TGS Pforzheim beim „rätselhaften“ TV Willstätt in der Favoritenrolle

Pforzheim. Nach der Niederlage in Saarlouis muss Handball-Drittligist TGS Pforzheim am Sonntag (17 Uhr) beim TV Willstätt erneut auswärts ran. Keine Frage, dass die Wartberger den ersten Spielverlust der noch jungen Runde sofort ausgleichen wollen. Ohne Zweifel laufen die Nordstädter in Willstätt auch als Favorit auf.

Im Training dieser Woche hat die TGS den enttäuschenden Auftritt im Saarland gründlich analysiert, mit dem Ergebnis, dass der Angriff zwar etliche gute Chancen liegengelassen hat, der hauptsächliche Grund für die Niederlage aber eher in den Reihen der zu offen agierenden Abwehr zu suchen ist. Saarlouis verstand es jedenfalls geschickt, immer wieder Akteure aus der 6:0-Deckung herauszulocken, um mit ihren wendigen Spielern aus der zweiten Reihe anschließend erfolgreich in die sich ergebenden Lücken zu stoßen.

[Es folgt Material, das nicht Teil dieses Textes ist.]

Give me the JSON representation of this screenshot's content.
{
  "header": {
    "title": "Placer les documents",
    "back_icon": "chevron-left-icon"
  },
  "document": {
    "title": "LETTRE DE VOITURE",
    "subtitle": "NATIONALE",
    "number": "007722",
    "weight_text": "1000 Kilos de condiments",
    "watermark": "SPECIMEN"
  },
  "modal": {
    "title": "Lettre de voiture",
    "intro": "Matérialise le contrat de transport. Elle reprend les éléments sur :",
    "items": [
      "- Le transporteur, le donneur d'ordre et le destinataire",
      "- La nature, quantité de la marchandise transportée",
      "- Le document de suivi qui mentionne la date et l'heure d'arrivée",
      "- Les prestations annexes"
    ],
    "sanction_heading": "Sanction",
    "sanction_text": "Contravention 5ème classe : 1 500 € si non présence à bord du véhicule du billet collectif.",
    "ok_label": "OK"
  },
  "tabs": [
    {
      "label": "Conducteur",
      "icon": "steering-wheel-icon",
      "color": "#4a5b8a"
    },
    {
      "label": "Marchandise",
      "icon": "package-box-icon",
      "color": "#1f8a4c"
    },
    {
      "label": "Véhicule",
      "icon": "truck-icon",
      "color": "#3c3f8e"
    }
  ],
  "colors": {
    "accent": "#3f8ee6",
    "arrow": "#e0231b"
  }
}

Nachdem die Schwachstellen erkannt sind, will das Team von Trainer Michael Rost sich am Sonntag in der Ortenau in dieser Hinsicht kompakter verhalten. Vielleicht ist dort erstmals auch Neuzugang Michael Oehler dabei, der nach seiner Schienbeinverletzung wieder im Training steht und der in Willstätt auch dabei sein will, letztendlich aber selbst entscheiden muss, ob es schon geht. Fehlen wird indes weiter Fabian Dykta, dessen Muskelverletzung einen Einsatz noch nicht zulässt.

Rätselhafter TV Willstätt

Für den sportlichen Leiter der Wartberger Wolfgang Taafel bleibt der TV Willstätt, der sich die zweite Saison in der 3. Bundesliga mit zwei Siegen in der Relegation gegen den TSV Neuhausen auf den letzten Drücker gesichert hat, ein Buch mit sieben Siegeln. „Mit Akteuren wie Felix Gäßler, Daniel Schiedermann oder auch Regis Matzinger sind die Südbadener personell recht stark bestückt, bleiben aber seit Jahren hinter ihren Möglichkeiten“, so Taafel. Um anschließen aber mahnend den Finger zu heben: „Wir müssen in der Hanauerlandhalle aber auf jeden Fall vom Anpfiff weg hellwach auftreten, von der Form, die wir erreichen wollen, sind wir jedenfalls noch weit weg.“

Für die Willstätter war die Ausbeute in dieser Saison recht mager. Nur einen Punkt konnte der TVW bisher aus den vier Spielen mitnehmen, musste aber auch schon gegen Topteams wie Saarlouis oder Fürstenfeldbruck ran.